EMI's new owner Terra Firma has told executives at the music group they will receive no bonuses unless the music company hits a £150m underlying earnings target by next June.
Terra Firma are to study artist returns, from international stars such as Robbie Williams [pictured] to breaking stars and local acts
The private equity giant has also imposed a hiring freeze and told EMI to slash its £250m marketing and promotions spend by more than 10pc between now and the end of June.
Terra Firma has also asked EMI to present a sample of around a dozen different artists - from international stars such as Robbie Williams, Coldplay and Norah Jones to breaking stars and local acts - to study which type of artists produce the best returns.
Terra Firma is striving to impose private equity-style management on the company and is working on a strategic review.
Separately, Terra Firma boss Guy Hands has told EMI staff that they should ''not try to be or act like artists themselves" and that Terra Firma plans to display ''leadership" which in the past had been "confused".
EMI's previous bonus scheme ran from March to March, but managers are being set new targets for the year to June. Even if they achieve divisional targets they will get nothing unless the group profit target is achieved.
Sources close to Terra Firma insist that EMI's £150m earnings before interest, tax, depreciation and amortisation (ebitda) target does not relate to the private equity group's banking covenants with Citigroup, which loaned £2.5bn towards its surprise acquisition of the company this summer.
In the year to March 31, 2007 EMI saw ebitda slump from £276m to £174m on revenues down 16pc at £1.75bn. However, Terra Firma is comfortable it can beat £150m, helped by its clampdown on costs.
The cuts in marketing spend are expected to target parties and other discretionary spending.
Terra Firma has parachuted approximately 45 people into EMI to help its review but has imposed a ban on replacing any leavers unless exceptional cases can be made.
It is also clamping down on overshipping. It is understood that EMI had 65m unsold CDs returned to it by retailers last year at a cost of about £1.50 per unit, almost £100m in total.
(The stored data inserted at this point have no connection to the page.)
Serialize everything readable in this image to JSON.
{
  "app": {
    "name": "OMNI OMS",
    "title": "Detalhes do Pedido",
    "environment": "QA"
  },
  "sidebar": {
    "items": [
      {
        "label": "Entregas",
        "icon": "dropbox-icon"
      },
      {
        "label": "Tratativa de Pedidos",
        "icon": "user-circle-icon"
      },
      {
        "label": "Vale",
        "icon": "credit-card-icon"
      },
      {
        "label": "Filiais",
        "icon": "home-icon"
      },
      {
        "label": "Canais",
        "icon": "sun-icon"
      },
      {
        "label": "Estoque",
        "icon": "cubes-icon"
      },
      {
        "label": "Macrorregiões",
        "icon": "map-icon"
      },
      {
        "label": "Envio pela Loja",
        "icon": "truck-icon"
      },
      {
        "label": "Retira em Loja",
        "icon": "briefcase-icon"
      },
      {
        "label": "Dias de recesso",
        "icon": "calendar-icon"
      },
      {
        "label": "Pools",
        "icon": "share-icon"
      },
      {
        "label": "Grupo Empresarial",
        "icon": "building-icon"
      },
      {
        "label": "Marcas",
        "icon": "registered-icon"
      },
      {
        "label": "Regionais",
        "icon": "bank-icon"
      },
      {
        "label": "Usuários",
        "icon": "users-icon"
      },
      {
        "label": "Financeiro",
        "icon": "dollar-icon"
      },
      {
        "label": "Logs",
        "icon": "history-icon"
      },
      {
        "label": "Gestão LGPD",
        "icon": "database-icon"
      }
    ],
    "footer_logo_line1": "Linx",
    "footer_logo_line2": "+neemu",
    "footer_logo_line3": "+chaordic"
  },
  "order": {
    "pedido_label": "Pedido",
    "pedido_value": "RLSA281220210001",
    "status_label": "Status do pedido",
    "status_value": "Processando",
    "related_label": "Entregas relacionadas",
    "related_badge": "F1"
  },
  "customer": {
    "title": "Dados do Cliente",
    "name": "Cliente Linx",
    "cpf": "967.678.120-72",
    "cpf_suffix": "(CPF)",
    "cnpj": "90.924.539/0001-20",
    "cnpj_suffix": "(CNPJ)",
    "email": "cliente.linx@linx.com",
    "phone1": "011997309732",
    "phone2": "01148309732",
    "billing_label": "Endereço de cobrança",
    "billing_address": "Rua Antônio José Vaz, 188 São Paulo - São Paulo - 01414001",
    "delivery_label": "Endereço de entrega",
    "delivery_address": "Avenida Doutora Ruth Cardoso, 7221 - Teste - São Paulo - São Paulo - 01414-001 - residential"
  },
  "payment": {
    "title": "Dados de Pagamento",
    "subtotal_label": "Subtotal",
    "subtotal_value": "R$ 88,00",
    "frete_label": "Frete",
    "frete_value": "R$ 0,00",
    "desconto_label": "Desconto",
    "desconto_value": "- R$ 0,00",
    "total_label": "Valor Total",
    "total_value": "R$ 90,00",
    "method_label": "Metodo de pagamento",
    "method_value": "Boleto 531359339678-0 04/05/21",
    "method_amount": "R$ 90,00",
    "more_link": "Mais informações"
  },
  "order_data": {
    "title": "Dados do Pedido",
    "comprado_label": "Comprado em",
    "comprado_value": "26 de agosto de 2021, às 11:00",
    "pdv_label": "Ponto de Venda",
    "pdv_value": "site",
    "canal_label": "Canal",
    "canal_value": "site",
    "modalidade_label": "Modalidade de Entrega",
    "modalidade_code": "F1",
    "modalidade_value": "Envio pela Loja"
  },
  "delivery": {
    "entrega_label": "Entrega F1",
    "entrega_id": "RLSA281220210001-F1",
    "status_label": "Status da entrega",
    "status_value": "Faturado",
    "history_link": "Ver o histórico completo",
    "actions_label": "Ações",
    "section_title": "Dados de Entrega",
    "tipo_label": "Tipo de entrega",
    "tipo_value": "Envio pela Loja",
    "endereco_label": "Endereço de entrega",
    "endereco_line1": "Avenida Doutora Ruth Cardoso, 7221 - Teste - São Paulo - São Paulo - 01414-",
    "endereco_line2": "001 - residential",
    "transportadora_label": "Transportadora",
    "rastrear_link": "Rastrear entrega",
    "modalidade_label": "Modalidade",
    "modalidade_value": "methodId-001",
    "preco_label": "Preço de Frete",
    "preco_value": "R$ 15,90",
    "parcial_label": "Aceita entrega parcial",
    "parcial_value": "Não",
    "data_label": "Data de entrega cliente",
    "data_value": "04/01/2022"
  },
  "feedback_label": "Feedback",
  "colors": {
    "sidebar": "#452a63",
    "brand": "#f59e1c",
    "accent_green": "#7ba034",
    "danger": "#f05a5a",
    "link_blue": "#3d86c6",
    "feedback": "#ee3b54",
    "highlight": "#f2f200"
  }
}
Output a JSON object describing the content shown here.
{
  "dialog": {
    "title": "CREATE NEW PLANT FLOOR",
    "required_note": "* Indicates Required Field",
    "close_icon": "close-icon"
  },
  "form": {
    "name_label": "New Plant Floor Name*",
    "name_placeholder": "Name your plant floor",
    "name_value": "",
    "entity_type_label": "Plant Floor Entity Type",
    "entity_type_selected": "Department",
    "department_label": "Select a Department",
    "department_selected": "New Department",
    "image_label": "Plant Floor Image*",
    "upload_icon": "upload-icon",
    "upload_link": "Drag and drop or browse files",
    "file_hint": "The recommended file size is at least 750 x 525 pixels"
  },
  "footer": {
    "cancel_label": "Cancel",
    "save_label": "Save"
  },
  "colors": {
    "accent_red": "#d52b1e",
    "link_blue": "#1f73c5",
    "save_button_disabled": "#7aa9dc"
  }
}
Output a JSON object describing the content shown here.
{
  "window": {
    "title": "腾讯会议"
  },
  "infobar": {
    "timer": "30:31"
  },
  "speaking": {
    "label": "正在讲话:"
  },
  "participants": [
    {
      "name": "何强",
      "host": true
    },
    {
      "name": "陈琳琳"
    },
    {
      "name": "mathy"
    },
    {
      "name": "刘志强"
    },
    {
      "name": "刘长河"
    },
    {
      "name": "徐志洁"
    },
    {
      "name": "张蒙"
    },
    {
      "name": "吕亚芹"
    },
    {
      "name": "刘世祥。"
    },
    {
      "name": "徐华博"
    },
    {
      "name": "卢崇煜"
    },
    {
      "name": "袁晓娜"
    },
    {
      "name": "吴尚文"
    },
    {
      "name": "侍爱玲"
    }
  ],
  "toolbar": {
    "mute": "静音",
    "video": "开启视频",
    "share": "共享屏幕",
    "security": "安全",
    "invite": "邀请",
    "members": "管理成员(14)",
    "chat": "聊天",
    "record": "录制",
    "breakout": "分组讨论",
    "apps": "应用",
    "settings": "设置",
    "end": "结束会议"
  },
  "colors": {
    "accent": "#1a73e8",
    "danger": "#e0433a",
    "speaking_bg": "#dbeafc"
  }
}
In the letter to his staff, Mr Hands writes that Terra Firma is ''driving value-added changes" in several ways. These include: ''Making the people in the business understand what it is they are supposed to be doing, that is, that they are there to serve the customer and the artist and not to try and be or act like artists themselves; and changing the culture and displaying leadership where previously there was little and, what little there was, was confused."